Jean-Christophe Bas, um representante do Banco Mundial, disse à BBC que o banco teme que os protestos planejados por grupos de ativistas franceses e espanhóis - que pretendiam fazer em Barcelona um "julgamento aberto" do Banco Mundial" - poderia descambar para a violência.
Segundo o representante, os grupos de ativistas recusaram o convite feito pelo banco para que participassem de um fórum aberto de debates a ser realizado durante a reunião de Barcelona.
Participação
Ao anunciar o cancelamento do encontro, a porta-voz do Banco Mundial, Caroline Anstey, disse que "a intenção de vários desses grupos de manifestantes que planejam ir à Barcelona não é participar dos debates ou contribuir de forma construtiva para a discussão e sim atrapalhar o evento...É hora de tomarmos uma medida contra esse tipo de ameaça a uma reunião livre."
Mas o Banco Mundial espera que a realização do encontro via internet possa criar um novo modelo que permita a participação ativa de milhares de usuários do mundo inteiro.
Aqueles que quiserem participar online devem se registrar no site do Banco Mundial, e poderão formular perguntas ao grupo de palestrantes, que incluirá o presidente do Banco Mundial, James Wolfensohn.
Entretanto, o Banco Mundial se reservou o direito de censurar as perguntas "consideradas inadequadas para uma audiência genérica e/ou que sejam incongruentes com os objetivos do evento."
Provocação
Jean-Christophe Bas disse que o banco espera que sejam abordadas questões "provocativas" que estimulem o debate. Ele disse esperar que milhares de pessoas participem dos debates.

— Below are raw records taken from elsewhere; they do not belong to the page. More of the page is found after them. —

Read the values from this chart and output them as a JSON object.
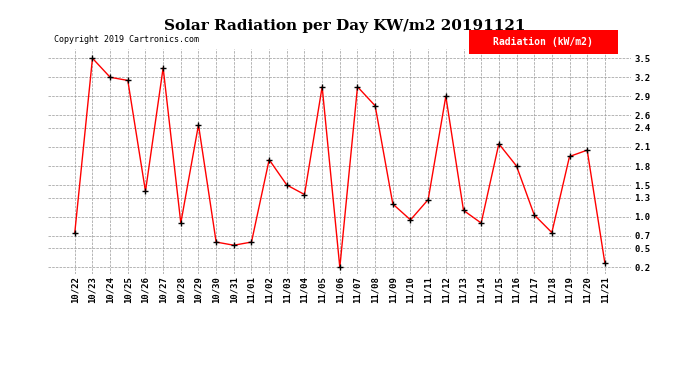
{
  "title": "Solar Radiation per Day KW/m2 20191121",
  "copyright_text": "Copyright 2019 Cartronics.com",
  "legend_label": "Radiation (kW/m2)",
  "categories": [
    "10/22",
    "10/23",
    "10/24",
    "10/25",
    "10/26",
    "10/27",
    "10/28",
    "10/29",
    "10/30",
    "10/31",
    "11/01",
    "11/02",
    "11/03",
    "11/04",
    "11/05",
    "11/06",
    "11/07",
    "11/08",
    "11/09",
    "11/10",
    "11/11",
    "11/12",
    "11/13",
    "11/14",
    "11/15",
    "11/16",
    "11/17",
    "11/18",
    "11/19",
    "11/20",
    "11/21"
  ],
  "values": [
    0.75,
    3.5,
    3.2,
    3.15,
    1.4,
    3.35,
    0.9,
    2.45,
    0.6,
    0.55,
    0.6,
    1.9,
    1.5,
    1.35,
    3.05,
    0.2,
    3.05,
    2.75,
    1.2,
    0.95,
    1.27,
    2.9,
    1.1,
    0.9,
    2.15,
    1.8,
    1.03,
    0.75,
    1.95,
    2.05,
    0.27
  ],
  "line_color": "#ff0000",
  "marker_color": "#000000",
  "background_color": "#ffffff",
  "grid_color": "#999999",
  "ylim": [
    0.1,
    3.65
  ],
  "yticks": [
    0.2,
    0.5,
    0.7,
    1.0,
    1.3,
    1.5,
    1.8,
    2.1,
    2.4,
    2.6,
    2.9,
    3.2,
    3.5
  ],
  "legend_bg": "#ff0000",
  "legend_text_color": "#ffffff",
  "title_fontsize": 11,
  "tick_fontsize": 6.5,
  "copyright_fontsize": 6
}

A conferência via internet durará dois dias e vai abordar temas relativos ao desenvolvimento econômico nos países mais pobres e vai contar com a participação de diversos palestrantes da comunidade acadêmica.
O vice-presidente do Banco Mundial para a Europa, Jean-François Rischard, disse que "a conferência será realizada por vídeo, ao vivo, numa abordagem interativa que tem o objetivo de envolver um número maior de pessoas...para que possamos ampliar a cada ano o debate sobre as formas de combater a pobreza."
O evento vai incluir debates sobre o impacto da globalização e o papel das empresas multinacionais. Os debatedores colocarão suas perguntas para que sejam respondidas por Jean-Marie Messier, presidente executivo da empresa francesa de mídia, Vivendi Universal.
Contra-ataque
Os manifestantes antiglobalização também já perceberam a utilidade da internet.
Em janeiro deste ano, os ativistas utilizaram a internet para organizar e transmitir o Fórum Social Mundial, realizado em Porto Alegre, ao qual compareceram 10 mil manifestantes.
O evento alternativo ocorreu simultaneamente ao Fórum Econômico Mundial realizado em Davos, na Suíça reunindo líderes políticos e econômicos de vários países.
Em setembro do ano passado, enormes protestos, convocados e organizados via internet, fizeram com que o Banco Mundial terminasse antecipadamente sua reunião anual realizada em Praga, na República Tcheca.
A reunião do G-8 - o grupo dos sete países mais industrializados do mundo e a Rússia - marcada para o mês que vem, em Gênova, na Itália, também deve ser alvo de manifestações de protestos.